En claquant la porte à l’accord sur le nucléaire iranien, mais aussi à plusieurs autres traités multilatéraux, Washington endosse de plus en plus le rôle d’un acteur unilatéral. De quoi provoquer, à terme, un certain recul de ce rôle sur l’échelle mondiale.

Les risques de la politique isolationniste de Trump
Des manifestants protestent devant la Maison Blanche après le retrait de Trump de l’accord sur le nucléaire iranien. (Photo : AfP)
Spécialiste des affaires américaines à Al-Ahram

Durant sa campagne électorale, Donald Trump avait promis de se retirer de l’accord nucléaire entre l’Iran et le Groupe des 5+1. Chose dite chose faite. Le 8 mai dernier, Trump a annoncé son retrait de l’accord et a signé un décret présidentiel qui réimpose au régime iranien des sanctions rigoristes. Une décision qui va à l’encontre de la position des alliés européens des Etats-Unis, mais aussi d’un certain nombre de responsables au sein de l’Administration américaine ainsi que de membres des partis républicain et démocrate. En fait, la décision de Trump s’inscrit dans la même lignée de la politique qu’il adopte depuis son entrée à la Maison Blanche: se retirer tout bonnement d’accords internationaux, comme l’accord de Paris pour le climat, ou encore le traité de libre-échange transpacifique. Chaque fois, Trump n’a pas de vision claire de l’après-retrait.

Cette fois-ci, la décision américaine aura certainement des répercussions négatives internes tant au niveau de la relation entre les institutions américaines de prise de décision que sur la position et l’image des Etats-Unis sur le plan international. Ce retrait pourrait également jeter ses ombres sur la région du Proche-Orient et provoquer davantage de distensions dans les relations entre Washington et ses alliés européens.

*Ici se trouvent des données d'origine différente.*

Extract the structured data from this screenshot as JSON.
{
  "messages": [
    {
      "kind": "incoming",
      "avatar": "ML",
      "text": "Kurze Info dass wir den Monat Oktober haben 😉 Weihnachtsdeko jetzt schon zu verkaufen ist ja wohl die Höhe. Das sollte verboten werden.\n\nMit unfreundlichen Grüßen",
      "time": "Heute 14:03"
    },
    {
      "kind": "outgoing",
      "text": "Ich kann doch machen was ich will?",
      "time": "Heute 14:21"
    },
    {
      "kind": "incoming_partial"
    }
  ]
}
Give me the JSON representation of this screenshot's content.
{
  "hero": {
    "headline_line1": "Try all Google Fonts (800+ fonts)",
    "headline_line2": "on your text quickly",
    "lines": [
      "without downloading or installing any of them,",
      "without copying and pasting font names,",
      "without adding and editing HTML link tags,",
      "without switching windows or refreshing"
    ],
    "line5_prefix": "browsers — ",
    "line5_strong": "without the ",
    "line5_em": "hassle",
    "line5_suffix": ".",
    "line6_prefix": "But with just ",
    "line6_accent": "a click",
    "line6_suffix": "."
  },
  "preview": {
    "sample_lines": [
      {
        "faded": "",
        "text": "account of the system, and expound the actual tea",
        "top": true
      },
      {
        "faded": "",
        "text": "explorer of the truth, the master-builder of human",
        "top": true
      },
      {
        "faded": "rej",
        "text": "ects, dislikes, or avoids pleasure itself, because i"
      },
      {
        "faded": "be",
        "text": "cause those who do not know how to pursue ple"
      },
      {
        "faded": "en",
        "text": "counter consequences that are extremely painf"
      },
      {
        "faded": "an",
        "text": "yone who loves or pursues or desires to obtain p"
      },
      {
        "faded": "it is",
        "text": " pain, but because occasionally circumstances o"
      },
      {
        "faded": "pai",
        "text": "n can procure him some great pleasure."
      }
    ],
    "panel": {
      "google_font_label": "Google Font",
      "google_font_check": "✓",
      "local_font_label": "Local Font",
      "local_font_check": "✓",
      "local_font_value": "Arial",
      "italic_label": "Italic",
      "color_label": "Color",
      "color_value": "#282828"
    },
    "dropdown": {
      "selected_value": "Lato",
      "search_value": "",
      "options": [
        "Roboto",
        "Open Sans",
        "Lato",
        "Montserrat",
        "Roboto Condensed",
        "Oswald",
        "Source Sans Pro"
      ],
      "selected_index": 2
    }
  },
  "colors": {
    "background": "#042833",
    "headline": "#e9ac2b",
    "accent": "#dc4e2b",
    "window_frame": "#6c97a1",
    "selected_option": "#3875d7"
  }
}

Le retrait américain du plan commun d’action risque d’accroître les tensions entre les pôles de l’Administration américaine, en particulier entre deux courants principaux. Le premier est représenté par le président Trump, son secrétaire d’Etat, Mike Pompeo, et son conseiller pour la sécurité nationale, John Botton, qui soutiennent la décision du président américain. Et le deuxième courant est dirigé par le secrétaire à la défense, James Mattis, le chef d’état-major des armées des Etats-Unis, le général Joseph Dunford, ainsi qu’un nombre de responsables au Secrétariat d’Etat américain et des membres des partis républicain et démocrate au Congrès américain. Ces derniers estiment que la décision unilatérale de se retirer de l’accord nucléaire mènera à l’isolement de Washington au niveau international. Ils estiment aussi que les Etats-Unis n’auront plus aucune influence sur le programme nucléaire iranien, ce qui pourrait renforcer les tentatives de Téhéran de posséder l’arme nucléaire.

La position du second courant est renforcée par des rapports du Secrétariat d’Etat, du Pentagone, du service de renseignements américain et de l’Agence Internationale de l’Energie Atomique (AIEA) selon lesquels l’Iran respecterait ses engagements conformément au plan commun d’action, qui impose des restrictions aux activités nucléaires iraniennes. Le Congrès américain sera une scène de ce conflit, surtout si les Républicains perdent la majorité aux élections de mi-mandat prévues pour novembre prochain. Le président américain aura donc besoin d’une législation pour imposer encore plus de sanctions à l’Iran et aux Etats qui coopèrent avec lui.

L’effet de la décision pourrait aussi toucher l’économie américaine. Les nouvelles sanctions américaines vont viser le secteur du pétrole. Ce qui peut provoquer une hausse des cours mondiaux du pétrole à cause de la baisse de l’offre iranienne.

Vision étroite

La décision de Trump va avoir des répercussions sur la crédibilité et sur l’influence des Etats-Unis autant auprès de ses alliés que de ses ennemis. Washington apparaît donc maintenant comme étant la partie irresponsable qui détruit les accords, alors que dans l’autre côté, Téhéran tient à ses engagements, comme le prouvent à la fois les rapports américains et internationaux.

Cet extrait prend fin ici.